More to the point, very few samples are even truly random.  The Census Bureau sample generator has a built-in function that excludes any home that has been surveyed in the last five years.  Most marketing surveys have demographic quotas.  Almost all national samples are limited by regional differences and the cost of long-distance communication.  World-wide sampling is even more difficult.  We live in a technologically advanced nation.  There are still places in the world where we have no idea what their population is because a full census can only be accomplished by helicopter or longboat.  And we certainly don't know what these folks are thinking.

And some numbers are designed not to be understood.  US Budget numbers, especially.  You would expect that the Federal budget worked like your own budget.  You sit down, figure out how much you spent, and how much you made, then work out how much you can expect to make next year and cut or add to the various budget lines as needed.  Wrongo!  The Federal Budget is determined first by a baseline, which (along with a few arcane twists and turns) essentially sets a spending level for each item at a certain percentage above last year's rate.  If the National Office of Paper Clip Safety had a budget of $30 million last year, then it will probably have a baseline of $40 million this year, based on inflation and the expected increase in the number of paper clip emergencies.  In this way, by removing $5 million from the baseline budget figure, your incumbent congressman can say he voted to slash that part of the budget by 12.5% and his opponent can say that he actually voted to increase the budget by 16.7% and both of them will, technically, be telling the truth.  Neither of them mentions that the congressman is using the baseline figure for his statement and that the challenger is using last year's actual budget.  (There's also off-budget spending, which allows Congress to make actual cuts to the budget without actually reducing spending, but that's a whole different discussion.)
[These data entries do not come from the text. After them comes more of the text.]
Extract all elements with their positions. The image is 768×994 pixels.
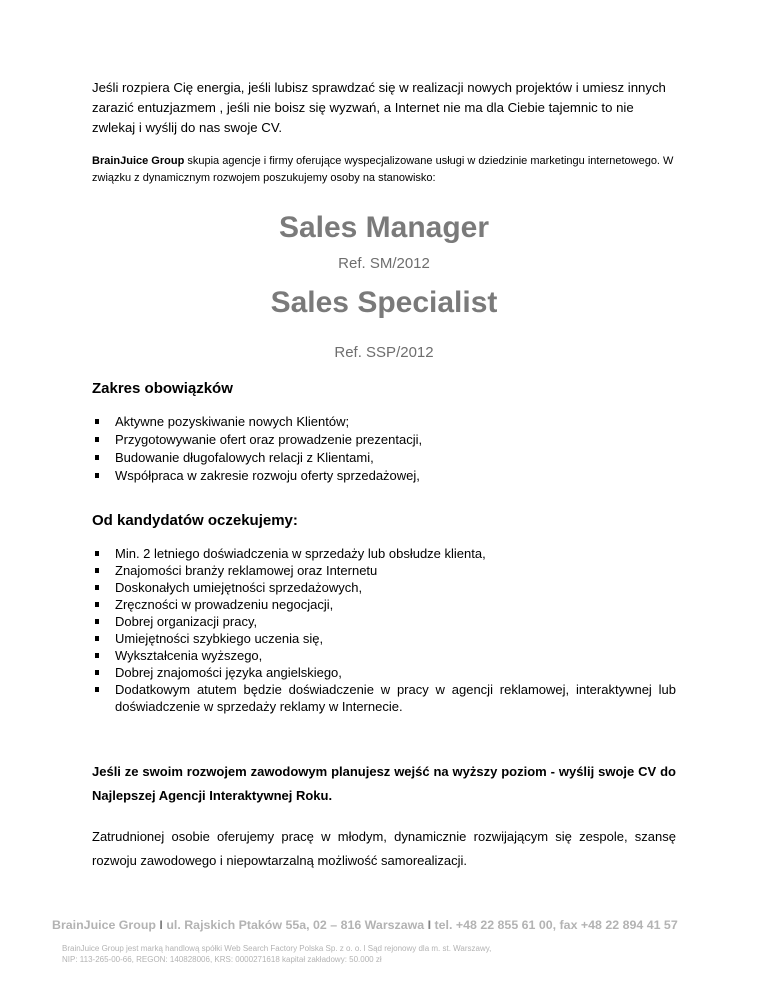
requirement-item: Umiejętności szybkiego uczenia się, [92,630,676,647]
about-text: skupia agencje i firmy oferujące wyspecjalizowane usługi w dziedzinie marketingu internetowego. W związku z dynamicznym rozwojem poszukujemy osoby na stanowisko: [92,155,674,184]
footer-contact-line [52,918,732,932]
about-paragraph [92,153,676,187]
footer-company: BrainJuice Group [52,918,156,932]
footer-address: ul. Rajskich Ptaków 55a, 02 – 816 Warszawa [166,918,425,932]
requirement-item: Min. 2 letniego doświadczenia w sprzedaży lub obsłudze klienta, [92,545,676,562]
requirement-item: Dobrej znajomości języka angielskiego, [92,664,676,681]
requirement-item: Zręczności w prowadzeniu negocjacji, [92,596,676,613]
footer-separator: I [159,918,163,932]
document-body [92,78,676,873]
requirements-list [92,545,676,715]
duties-list [92,413,676,485]
position-ref-sales-manager: Ref. SM/2012 [338,255,430,272]
requirement-item: Dobrej organizacji pracy, [92,613,676,630]
requirement-item: Znajomości branży reklamowej oraz Internetu [92,562,676,579]
duties-heading: Zakres obowiązków [92,380,233,397]
position-title-sales-specialist: Sales Specialist [270,286,498,319]
duty-item: Przygotowywanie ofert oraz prowadzenie prezentacji, [92,431,676,449]
duty-item: Aktywne pozyskiwanie nowych Klientów; [92,413,676,431]
position-title-sales-manager: Sales Manager [278,211,490,244]
footer-legal-line: NIP: 113-265-00-66, REGON: 140828006, KRS: 0000271618 kapitał zakładowy: 50.000 zł [62,955,382,964]
offer-paragraph: Zatrudnionej osobie oferujemy pracę w młodym, dynamicznie rozwijającym się zespole, szansę rozwoju zawodowego i niepowtarzalną możliwość samorealizacji. [92,829,676,868]
requirement-item: Wykształcenia wyższego, [92,647,676,664]
duty-item: Budowanie długofalowych relacji z Klientami, [92,449,676,467]
position-ref-sales-specialist: Ref. SSP/2012 [334,344,434,361]
requirement-item: Dodatkowym atutem będzie doświadczenie w pracy w agencji reklamowej, interaktywnej lub doświadczenie w sprzedaży reklamy w Internecie. [92,681,676,715]
call-to-action: Jeśli ze swoim rozwojem zawodowym planujesz wejść na wyższy poziom - wyślij swoje CV do Najlepszej Agencji Interaktywnej Roku. [92,764,676,803]
footer-phone-fax: tel. +48 22 855 61 00, fax +48 22 894 41 57 [434,918,678,932]
intro-paragraph: Jeśli rozpiera Cię energia, jeśli lubisz sprawdzać się w realizacji nowych projektów i umiesz innych zarazić entuzjazmem , jeśli nie boisz się wyzwań, a Internet nie ma dla Ciebie tajemnic to nie zwlekaj i wyślij do nas swoje CV. [92,80,666,135]
footer-legal [62,943,491,965]
requirement-item: Doskonałych umiejętności sprzedażowych, [92,579,676,596]
company-name: BrainJuice Group [92,155,185,167]
duty-item: Współpraca w zakresie rozwoju oferty sprzedażowej, [92,467,676,485]
requirements-heading: Od kandydatów oczekujemy: [92,512,298,529]
footer-legal-line: BrainJuice Group jest marką handlową spółki Web Search Factory Polska Sp. z o. o. l Sąd rejonowy dla m. st. Warszawy, [62,944,492,953]
footer-separator: I [427,918,432,932]
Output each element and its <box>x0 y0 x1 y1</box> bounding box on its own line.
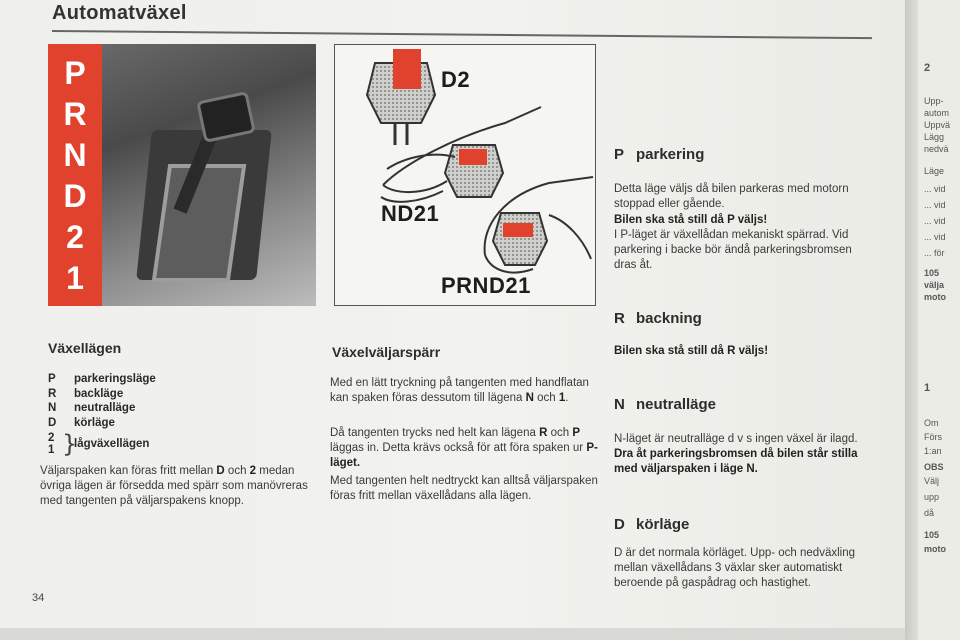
text-bold: D <box>216 465 225 477</box>
text-bold: N <box>525 392 534 404</box>
next-page-text: 1:an <box>924 446 942 456</box>
paragraph-mid-1 <box>330 376 598 406</box>
text-run: läggas in. Detta krävs också för att föra spaken ur <box>330 442 587 454</box>
text-run: . <box>565 392 569 404</box>
legend-label: parkeringsläge <box>74 373 156 385</box>
strip-letter: 1 <box>66 259 84 296</box>
text-run: Väljarspaken kan föras fritt mellan <box>40 465 217 477</box>
next-page-edge <box>918 0 960 640</box>
legend-brace-row <box>48 432 156 456</box>
next-page-text: ... vid <box>924 184 946 194</box>
legend-label: körläge <box>74 416 115 429</box>
text-bold: P <box>572 427 580 439</box>
text-run: och <box>224 465 250 477</box>
heading-n-neutrallage <box>614 396 716 413</box>
heading-word: parkering <box>636 146 705 163</box>
next-page-text: Välj <box>924 476 940 486</box>
next-page-text: Uppvä <box>924 120 951 130</box>
paragraph-vaxellagen <box>40 464 312 509</box>
text-run: Då tangenten trycks ned helt kan lägena <box>330 427 540 439</box>
next-page-text: moto <box>924 544 946 554</box>
next-page-text: 2 <box>924 62 931 74</box>
strip-letter: N <box>63 136 87 173</box>
next-page-text: nedvä <box>924 144 949 154</box>
legend-row <box>48 416 156 431</box>
label-d2: D2 <box>441 67 471 92</box>
next-page-text: Om <box>924 418 939 428</box>
title-divider <box>52 30 872 39</box>
legend-label: neutralläge <box>74 402 136 414</box>
heading-vaxellagen: Växellägen <box>48 340 122 356</box>
legend-key: R <box>48 387 57 400</box>
text-bold: 1 <box>558 392 566 404</box>
text-run: och <box>547 427 573 439</box>
paragraph-n-1: N-läget är neutralläge d v s ingen växel är ilagd. <box>614 433 858 445</box>
text-run: medan övriga lägen är försedda med spärr som manövreras med tangenten på väljarspakens knopp. <box>40 465 308 507</box>
heading-vaxelvaljarsparr: Växelväljarspärr <box>332 344 441 360</box>
heading-word: neutralläge <box>636 396 717 413</box>
label-prnd21: PRND21 <box>441 273 531 298</box>
page-title: Automatväxel <box>52 2 187 24</box>
gear-legend <box>48 372 156 456</box>
legend-key: P <box>48 373 56 385</box>
heading-d-korlage <box>614 516 689 533</box>
brace-icon: } <box>62 430 78 458</box>
knob-bottom <box>485 177 593 273</box>
text-bold: R <box>539 427 548 439</box>
strip-letter: R <box>63 95 87 132</box>
next-page-text: Förs <box>924 432 942 442</box>
heading-letter: N <box>614 396 625 413</box>
next-page-text: då <box>924 508 935 518</box>
next-page-text: Lägg <box>924 132 945 142</box>
knob-top <box>367 49 435 145</box>
gear-selector-photo <box>48 44 316 306</box>
paragraph-mid-3: Med tangenten helt nedtryckt kan alltså väljarspaken föras fritt mellan växellådans alla lägen. <box>330 475 598 502</box>
paragraph-n-bold: Dra åt parkeringsbromsen då bilen står stilla med väljarspaken i läge N. <box>614 448 858 475</box>
next-page-text: Läge <box>924 166 945 176</box>
next-page-text: 1 <box>924 382 931 394</box>
heading-word: backning <box>636 310 702 327</box>
next-page-text: OBS <box>924 462 944 472</box>
text-bold: 2 <box>249 465 257 477</box>
next-page-text: 105 <box>924 530 940 540</box>
legend-row <box>48 387 156 402</box>
next-page-text: ... vid <box>924 200 946 210</box>
legend-key: 1 <box>48 444 55 456</box>
text-run: Med en lätt tryckning på tangenten med handflatan kan spaken föras dessutom till lägena <box>330 377 589 404</box>
next-page-text: 105 <box>924 268 940 278</box>
heading-r-backning <box>614 310 702 327</box>
text-run: och <box>533 392 559 404</box>
legend-row <box>48 401 156 416</box>
paragraph-r-bold: Bilen ska stå still då R väljs! <box>614 345 769 357</box>
page-number: 34 <box>32 592 45 604</box>
strip-letter: P <box>64 54 86 91</box>
paragraph-p-2: I P-läget är växellådan mekaniskt spärrad. Vid parkering i backe bör ändå parkeringsbromsen dras åt. <box>614 229 852 271</box>
next-page-text: Upp- <box>924 96 944 106</box>
strip-letter: D <box>63 177 87 214</box>
legend-key: 2 <box>48 432 55 444</box>
next-page-text: ... för <box>924 248 945 258</box>
next-page-text: upp <box>924 492 940 502</box>
label-nd21: ND21 <box>381 201 440 226</box>
heading-letter: D <box>614 516 625 533</box>
paragraph-mid-2 <box>330 426 598 471</box>
legend-key: D <box>48 416 57 429</box>
selector-lock-illustration <box>334 44 596 306</box>
strip-letter: 2 <box>66 218 84 255</box>
paragraph-d-1: D är det normala körläget. Upp- och nedväxling mellan växellådans 3 växlar sker automatiskt beroende på gaspådrag och hastighet. <box>614 547 855 589</box>
legend-label: lågväxellägen <box>74 437 150 450</box>
heading-letter: R <box>614 310 625 327</box>
heading-word: körläge <box>636 516 690 533</box>
next-page-text: välja <box>924 280 945 290</box>
next-page-text: ... vid <box>924 232 946 242</box>
legend-row <box>48 372 156 387</box>
gear-position-strip <box>48 44 102 306</box>
text-bold: P-läget. <box>330 442 598 469</box>
paragraph-p-bold: Bilen ska stå still då P väljs! <box>614 214 768 226</box>
paragraph-p-1: Detta läge väljs då bilen parkeras med motorn stoppad eller gående. <box>614 183 849 210</box>
next-page-text: ... vid <box>924 216 946 226</box>
heading-letter: P <box>614 146 625 163</box>
next-page-text: moto <box>924 292 946 302</box>
next-page-text: autom <box>924 108 950 118</box>
brace-keys <box>48 432 62 456</box>
legend-label: backläge <box>74 387 124 400</box>
legend-key: N <box>48 402 57 414</box>
heading-p-parkering <box>614 146 704 163</box>
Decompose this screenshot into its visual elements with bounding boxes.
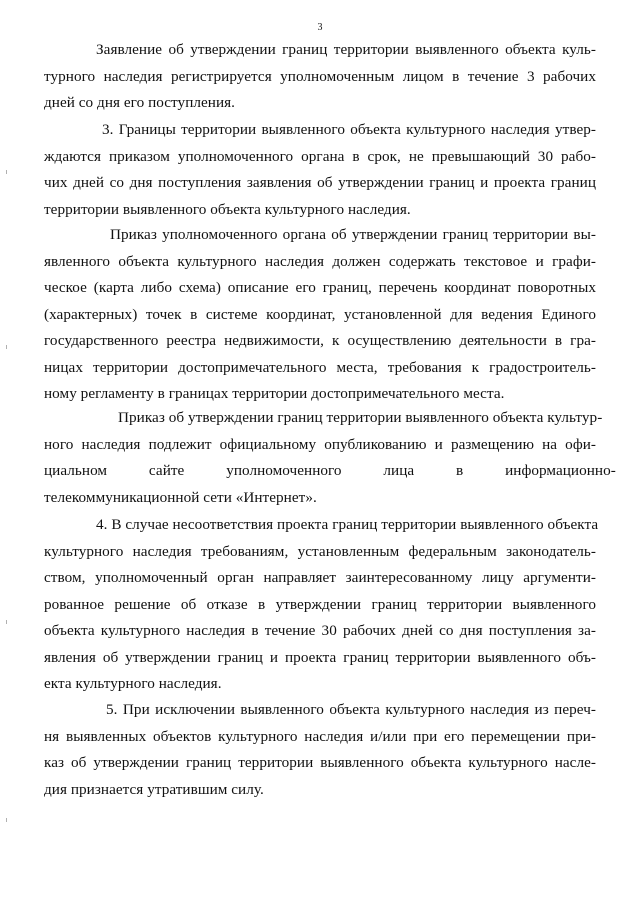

Like doctored photographs and out-of-context video- and sound-bytes, numbers can lie.  And the worst part of it is that the lies are generally more or less effective because we've become accustomed to trusting numbers as factual references.  And there we have a problem.  How can we minimize the effect of bad numbers without all of us becoming cynical skeptics looking for redskins behind every tree?  Nine out of every fifteen economists named Steve say we can't.